Metals May Have Trickled Down Through Rock To Make Terrestrial Planets' Cores
Of the three broad stratifications that Earth can be divided into, the crust (outermost) and the mantle (in the middle) are rich in silicates and act as something like a shell around the inner core, which is highly metallic. While we have known that for long, there is no consensus as to how the planet got a metallic core.
In fact, all terrestrial planets in the solar system have metallic cores and scientists have struggled to explain how that came to be. A new theory, published Monday in the journal Proceedings of the National Academy of Sciences, suggests it happened as molten metal percolated to the inner depths of rocky planets, through gaps between grains of rock.
Earlier theories about the behavior of metals under the intense heat and pressure conditions of planetary formation proposed that at the time when planets were forming, some molten metal remained trapped in the gaps between rocky grains that were isolated from each other. The new research posits that once the isolated pores grow large enough to connect with each other, the trapped molten metal starts to flow and, making its way along the grain boundaries, trickles down through the mantle and accumulates in the core.
"What we’re saying is that once the melt network becomes connected, it stays connected until almost all of the metal is in the core," study co-author Marc Hesse, an associate professor at the University of Texas, Austin, said in a statement Monday.
The research was the doctoral thesis of Soheil Ghanbarzadeh, who earned his Ph.D. at the university. For his thesis, he developed computer simulations of molten rock distribution between grains of rock as the porosity increased or decreased. The researchers found that even when porosity reduced significantly, metal continued flowing, which was in stark contrast with earlier simulations and theory.

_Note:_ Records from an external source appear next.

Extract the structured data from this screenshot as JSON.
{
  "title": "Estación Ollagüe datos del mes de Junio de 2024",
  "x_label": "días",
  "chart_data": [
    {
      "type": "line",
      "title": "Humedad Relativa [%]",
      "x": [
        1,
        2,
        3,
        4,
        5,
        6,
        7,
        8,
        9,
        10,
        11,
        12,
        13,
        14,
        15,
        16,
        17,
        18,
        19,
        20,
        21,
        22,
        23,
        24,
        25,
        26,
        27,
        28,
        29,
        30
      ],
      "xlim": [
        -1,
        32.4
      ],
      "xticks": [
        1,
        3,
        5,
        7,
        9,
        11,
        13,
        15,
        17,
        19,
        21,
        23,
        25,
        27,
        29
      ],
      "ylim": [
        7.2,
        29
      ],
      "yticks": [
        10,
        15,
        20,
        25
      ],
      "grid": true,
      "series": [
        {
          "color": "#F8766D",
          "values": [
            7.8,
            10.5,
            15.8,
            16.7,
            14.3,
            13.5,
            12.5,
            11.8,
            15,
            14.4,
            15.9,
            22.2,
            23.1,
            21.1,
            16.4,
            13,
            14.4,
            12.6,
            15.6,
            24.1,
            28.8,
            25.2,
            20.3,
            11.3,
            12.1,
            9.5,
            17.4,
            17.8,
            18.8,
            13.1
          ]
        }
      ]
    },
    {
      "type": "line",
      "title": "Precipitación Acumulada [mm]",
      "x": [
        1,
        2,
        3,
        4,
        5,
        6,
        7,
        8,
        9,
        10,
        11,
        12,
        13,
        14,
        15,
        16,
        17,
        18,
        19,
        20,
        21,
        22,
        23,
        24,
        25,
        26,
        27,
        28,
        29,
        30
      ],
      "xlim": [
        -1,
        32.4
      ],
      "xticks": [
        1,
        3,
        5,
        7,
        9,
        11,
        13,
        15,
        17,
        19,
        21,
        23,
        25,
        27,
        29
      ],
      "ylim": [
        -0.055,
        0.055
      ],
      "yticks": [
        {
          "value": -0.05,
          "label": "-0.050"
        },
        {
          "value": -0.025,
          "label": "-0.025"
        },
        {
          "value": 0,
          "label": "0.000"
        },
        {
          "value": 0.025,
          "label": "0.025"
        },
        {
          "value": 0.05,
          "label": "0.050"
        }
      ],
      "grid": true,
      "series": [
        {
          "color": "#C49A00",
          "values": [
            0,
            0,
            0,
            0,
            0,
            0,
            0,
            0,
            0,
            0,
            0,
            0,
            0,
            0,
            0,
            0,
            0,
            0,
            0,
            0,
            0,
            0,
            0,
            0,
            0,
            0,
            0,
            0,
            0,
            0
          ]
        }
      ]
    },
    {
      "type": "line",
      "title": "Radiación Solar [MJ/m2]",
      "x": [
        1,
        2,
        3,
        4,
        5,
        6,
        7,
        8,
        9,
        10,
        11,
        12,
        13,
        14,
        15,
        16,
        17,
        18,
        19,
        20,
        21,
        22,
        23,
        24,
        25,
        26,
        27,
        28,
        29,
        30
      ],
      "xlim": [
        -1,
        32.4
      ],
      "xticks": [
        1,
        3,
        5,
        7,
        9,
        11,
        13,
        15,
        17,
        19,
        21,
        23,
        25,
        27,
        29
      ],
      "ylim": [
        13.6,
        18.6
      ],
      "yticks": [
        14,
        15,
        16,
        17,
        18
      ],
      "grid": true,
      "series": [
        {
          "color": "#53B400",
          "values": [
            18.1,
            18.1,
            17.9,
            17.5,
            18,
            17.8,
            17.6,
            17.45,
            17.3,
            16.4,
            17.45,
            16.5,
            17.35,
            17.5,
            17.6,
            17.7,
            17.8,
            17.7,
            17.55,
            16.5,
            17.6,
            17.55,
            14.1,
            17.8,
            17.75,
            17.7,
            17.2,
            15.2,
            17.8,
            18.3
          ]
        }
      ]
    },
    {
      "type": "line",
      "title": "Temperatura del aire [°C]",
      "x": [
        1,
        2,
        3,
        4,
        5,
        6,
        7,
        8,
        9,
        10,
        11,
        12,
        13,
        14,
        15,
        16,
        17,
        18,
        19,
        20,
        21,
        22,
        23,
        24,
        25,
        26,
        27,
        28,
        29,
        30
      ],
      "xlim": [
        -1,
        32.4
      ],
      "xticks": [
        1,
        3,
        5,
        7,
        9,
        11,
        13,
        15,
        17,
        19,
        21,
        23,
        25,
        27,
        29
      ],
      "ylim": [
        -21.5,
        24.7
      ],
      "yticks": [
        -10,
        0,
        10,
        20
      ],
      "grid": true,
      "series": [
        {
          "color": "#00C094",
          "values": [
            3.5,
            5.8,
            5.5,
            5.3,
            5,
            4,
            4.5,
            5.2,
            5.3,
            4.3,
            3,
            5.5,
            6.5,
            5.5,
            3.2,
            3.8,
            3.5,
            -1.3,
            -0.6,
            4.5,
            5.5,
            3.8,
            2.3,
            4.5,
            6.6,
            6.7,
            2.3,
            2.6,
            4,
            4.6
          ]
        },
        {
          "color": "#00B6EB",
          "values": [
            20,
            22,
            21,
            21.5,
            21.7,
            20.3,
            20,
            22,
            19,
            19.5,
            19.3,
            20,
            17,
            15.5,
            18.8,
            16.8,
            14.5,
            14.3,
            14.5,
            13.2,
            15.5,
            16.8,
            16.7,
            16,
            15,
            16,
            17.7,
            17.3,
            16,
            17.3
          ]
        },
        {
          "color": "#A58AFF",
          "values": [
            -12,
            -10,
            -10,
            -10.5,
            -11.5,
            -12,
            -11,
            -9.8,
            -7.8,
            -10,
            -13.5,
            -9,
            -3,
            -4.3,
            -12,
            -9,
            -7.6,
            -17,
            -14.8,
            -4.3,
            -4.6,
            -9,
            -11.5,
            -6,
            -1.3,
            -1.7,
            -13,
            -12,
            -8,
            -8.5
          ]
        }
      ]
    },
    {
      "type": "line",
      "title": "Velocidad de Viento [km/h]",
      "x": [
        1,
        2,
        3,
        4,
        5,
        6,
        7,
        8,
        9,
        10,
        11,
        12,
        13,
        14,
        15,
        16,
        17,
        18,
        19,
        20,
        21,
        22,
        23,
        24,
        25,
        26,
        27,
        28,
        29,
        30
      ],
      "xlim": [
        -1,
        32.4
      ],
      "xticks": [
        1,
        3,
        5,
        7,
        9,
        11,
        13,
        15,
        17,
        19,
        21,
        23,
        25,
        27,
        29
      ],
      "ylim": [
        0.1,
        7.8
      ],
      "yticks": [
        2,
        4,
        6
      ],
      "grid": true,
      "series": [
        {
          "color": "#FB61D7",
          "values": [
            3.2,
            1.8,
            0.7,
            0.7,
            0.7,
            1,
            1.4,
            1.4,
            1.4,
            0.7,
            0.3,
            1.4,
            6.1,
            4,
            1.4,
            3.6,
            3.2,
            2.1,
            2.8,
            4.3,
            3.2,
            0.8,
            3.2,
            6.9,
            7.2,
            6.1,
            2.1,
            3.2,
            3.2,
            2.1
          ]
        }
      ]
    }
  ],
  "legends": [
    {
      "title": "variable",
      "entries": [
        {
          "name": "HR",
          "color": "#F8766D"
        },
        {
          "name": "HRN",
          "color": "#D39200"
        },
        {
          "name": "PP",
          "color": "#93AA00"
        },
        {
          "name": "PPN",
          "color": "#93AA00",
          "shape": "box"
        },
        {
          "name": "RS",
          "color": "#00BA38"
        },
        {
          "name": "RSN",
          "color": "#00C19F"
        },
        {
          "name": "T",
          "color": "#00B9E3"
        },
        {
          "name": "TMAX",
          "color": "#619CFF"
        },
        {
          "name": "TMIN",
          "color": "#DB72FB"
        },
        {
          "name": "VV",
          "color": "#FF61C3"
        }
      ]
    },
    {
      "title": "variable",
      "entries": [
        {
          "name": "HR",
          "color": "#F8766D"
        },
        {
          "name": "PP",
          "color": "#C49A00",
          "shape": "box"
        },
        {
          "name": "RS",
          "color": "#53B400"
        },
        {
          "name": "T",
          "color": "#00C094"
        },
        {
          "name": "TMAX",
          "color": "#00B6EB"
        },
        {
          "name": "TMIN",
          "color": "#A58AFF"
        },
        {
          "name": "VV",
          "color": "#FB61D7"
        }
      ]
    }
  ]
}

For the simulation, Ghanbarzadeh used irregular grain geometry, thought to better reflect real-life conditions. Earlier simulations relied on regular, identical grains that produced a geometrical pattern. The new model showed only 1-2 percent of the initial metal remaining in the silicate mantle after the flow and percolation stopped, which is consistent with how much metal Earth’s mantle has.
"What we did differently in here was to add the element of curiosity to see what happens when you drain the melt from the porous, ductile rock," Ghanbarzadeh said.
The study was titled "Percolative core formation in planetesimals enabled by hysteresis in metal connectivity" and was also co-authored by Maša Prodanovic, who along with Hesse, was Ghanbarzadeh’s adviser.